The framers built the Senate to provide stability. To take the long view for our Republic. To safeguard institutions from the momentary hysteria that sometimes consumes our politics. To keep partisan passions from boiling over. The Senate exists for moments like this. That’s why this body has the ultimate say in impeachments.

The framers knew the House would be too vulnerable to transient passions and violent factionalism. They needed a body that could consider legal questions about what has been proven and political questions about what the common good of our nation requires.

Hamilton said explicitly in Federalist 65 that impeachment involves not just legal questions, but inherently political judgments about what outcome best serves the nation. The House can’t do both. The courts can’t do both.

This is as grave an assignment as the Constitution gives to any branch of government, and the framers knew only the Senate could handle it. Well, the moment the framers feared has arrived.

A political faction in the lower chamber have succumbed to partisan rage. They have fulfilled Hamilton’s prophesy that impeachment will, quote, “connect itself with the pre-existing factions… enlist all their

animosities… [and] there will always be the greatest danger that the decision will be regulated more by the comparative strength of parties, than by the real demonstrations of innocence or guilt.” End quote.

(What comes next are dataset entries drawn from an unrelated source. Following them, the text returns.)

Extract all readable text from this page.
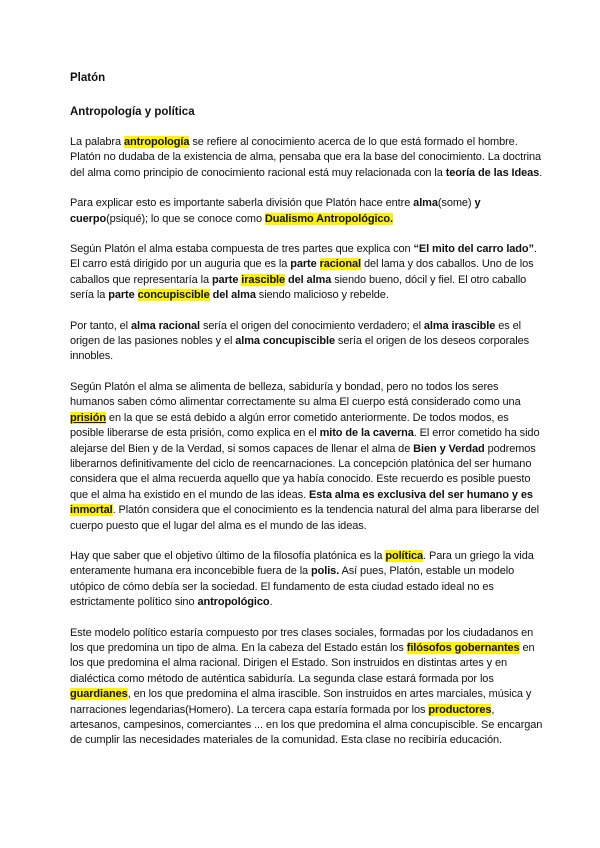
Platón
Antropología y política

La palabra antropología se refiere al conocimiento acerca de lo que está formado el hombre. Platón no dudaba de la existencia de alma, pensaba que era la base del conocimiento. La doctrina del alma como principio de conocimiento racional está muy relacionada con la teoría de las Ideas.

Para explicar esto es importante saberla división que Platón hace entre alma(some) y cuerpo(psiqué); lo que se conoce como Dualismo Antropológico.

Según Platón el alma estaba compuesta de tres partes que explica con “El mito del carro lado”. El carro está dirigido por un auguria que es la parte racional del lama y dos caballos. Uno de los caballos que representaría la parte irascible del alma siendo bueno, dócil y fiel. El otro caballo sería la parte concupiscible del alma siendo malicioso y rebelde.

Por tanto, el alma racional sería el origen del conocimiento verdadero; el alma irascible es el origen de las pasiones nobles y el alma concupiscible sería el origen de los deseos corporales innobles.

Según Platón el alma se alimenta de belleza, sabiduría y bondad, pero no todos los seres humanos saben cómo alimentar correctamente su alma El cuerpo está considerado como una prisión en la que se está debido a algún error cometido anteriormente. De todos modos, es posible liberarse de esta prisión, como explica en el mito de la caverna. El error cometido ha sido alejarse del Bien y de la Verdad, si somos capaces de llenar el alma de Bien y Verdad podremos liberarnos definitivamente del ciclo de reencarnaciones. La concepción platónica del ser humano considera que el alma recuerda aquello que ya había conocido. Este recuerdo es posible puesto que el alma ha existido en el mundo de las ideas. Esta alma es exclusiva del ser humano y es inmortal. Platón considera que el conocimiento es la tendencia natural del alma para liberarse del cuerpo puesto que el lugar del alma es el mundo de las ideas.

Hay que saber que el objetivo último de la filosofía platónica es la política. Para un griego la vida enteramente humana era inconcebible fuera de la polis. Así pues, Platón, estable un modelo utópico de cómo debía ser la sociedad. El fundamento de esta ciudad estado ideal no es estrictamente político sino antropológico.

Este modelo político estaría compuesto por tres clases sociales, formadas por los ciudadanos en los que predomina un tipo de alma. En la cabeza del Estado están los filósofos gobernantes en los que predomina el alma racional. Dirigen el Estado. Son instruidos en distintas artes y en dialéctica como método de auténtica sabiduría. La segunda clase estará formada por los guardianes, en los que predomina el alma irascible. Son instruidos en artes marciales, música y narraciones legendarias(Homero). La tercera capa estaría formada por los productores, artesanos, campesinos, comerciantes ... en los que predomina el alma concupiscible. Se encargan de cumplir las necesidades materiales de la comunidad. Esta clase no recibiría educación.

That is what happened in the House last night. The vote did not reflect what had been proven. It only reflects how they feel about the President.

The Senate must put this right. We must rise to the occasion. There is only one outcome that is suited to the paucity of evidence, the failed inquiry, the slapdash case. Only one outcome suited to the fact that the accusations themselves are constitutionally incoherent. Only one outcome that will preserve core precedents rather than smash them into bits in a fit of partisan rage because one party still cannot accept the American people’s choice in 2016.

It could not be clearer which outcome would serve the stabilizing, institution-preserving, fever-breaking role for which the United States Senate was created, and which outcome would betray it.

The Senate’s duty is clear. The Senate’s duty is clear.